To keep myself busy I start noticing things and people. Till
my eyes set on a Queen Rania or a look alike of Queen Rania, who is sitting
with her frnds on the table next t ours. She smiles. I smile back. She looks
khandaani. She too is like me – and does not belong here. I think.
I get distracted for a few minutes as SK whispers something
in my ears.
“Who dekh, who abhi apne paas bathi thi na”
“OMG”
That was Queen Rania look like. She was coming on stage and
removing whatever worldly possessions she had in front of the crowd.
I run out of the Club. SK follows.
“Dard Kaisa hai ab? Chakkar aa rahe hain?”
“Dard badh gyaa hai.
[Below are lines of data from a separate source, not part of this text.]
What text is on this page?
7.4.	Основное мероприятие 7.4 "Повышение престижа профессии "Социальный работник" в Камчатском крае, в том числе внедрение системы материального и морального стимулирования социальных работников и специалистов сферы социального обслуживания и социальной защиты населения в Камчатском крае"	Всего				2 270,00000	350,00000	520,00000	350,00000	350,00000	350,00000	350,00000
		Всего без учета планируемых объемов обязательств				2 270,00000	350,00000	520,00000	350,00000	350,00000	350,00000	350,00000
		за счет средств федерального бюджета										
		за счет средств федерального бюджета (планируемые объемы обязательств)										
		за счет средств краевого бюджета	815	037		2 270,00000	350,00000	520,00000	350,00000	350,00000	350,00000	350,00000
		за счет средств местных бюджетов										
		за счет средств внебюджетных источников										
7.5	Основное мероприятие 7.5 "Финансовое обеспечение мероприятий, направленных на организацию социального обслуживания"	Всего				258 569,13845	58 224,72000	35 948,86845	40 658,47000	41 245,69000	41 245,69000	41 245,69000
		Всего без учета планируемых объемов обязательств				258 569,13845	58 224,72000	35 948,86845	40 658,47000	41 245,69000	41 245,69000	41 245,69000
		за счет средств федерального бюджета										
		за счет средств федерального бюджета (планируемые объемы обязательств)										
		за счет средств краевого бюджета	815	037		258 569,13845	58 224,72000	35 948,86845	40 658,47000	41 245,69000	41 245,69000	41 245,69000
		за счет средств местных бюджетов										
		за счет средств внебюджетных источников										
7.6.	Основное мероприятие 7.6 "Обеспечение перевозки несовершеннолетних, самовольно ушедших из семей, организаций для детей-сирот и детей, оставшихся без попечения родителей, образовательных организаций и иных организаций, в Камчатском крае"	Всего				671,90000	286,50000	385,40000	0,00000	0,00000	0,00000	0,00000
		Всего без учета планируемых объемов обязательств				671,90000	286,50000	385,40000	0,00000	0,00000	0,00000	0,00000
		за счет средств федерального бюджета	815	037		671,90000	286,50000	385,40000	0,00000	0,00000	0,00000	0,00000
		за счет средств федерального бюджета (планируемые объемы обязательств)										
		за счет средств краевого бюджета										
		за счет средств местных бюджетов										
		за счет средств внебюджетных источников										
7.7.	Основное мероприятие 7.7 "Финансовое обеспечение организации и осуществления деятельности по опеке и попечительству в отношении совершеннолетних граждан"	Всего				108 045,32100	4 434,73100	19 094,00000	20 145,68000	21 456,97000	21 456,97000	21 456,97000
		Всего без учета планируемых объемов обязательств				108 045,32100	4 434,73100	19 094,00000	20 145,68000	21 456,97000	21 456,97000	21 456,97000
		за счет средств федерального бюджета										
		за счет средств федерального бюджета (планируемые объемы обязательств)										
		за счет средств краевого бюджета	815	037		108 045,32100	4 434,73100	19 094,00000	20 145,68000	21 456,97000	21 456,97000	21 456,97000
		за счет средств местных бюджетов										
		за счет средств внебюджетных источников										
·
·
Chakkr bhi. Ab kiya kareneg ye bol?”
We laugh.
PS: A few years
later, Cheetah 3 filed for bankruptcy. A church bought it. I read it that they
kept the entire setup as is. They did not even remove the “poles”.
Even though Cheetah 3 changed hands from Godless people to
God fearing ones, the “worship” still goes on – this time to a different God!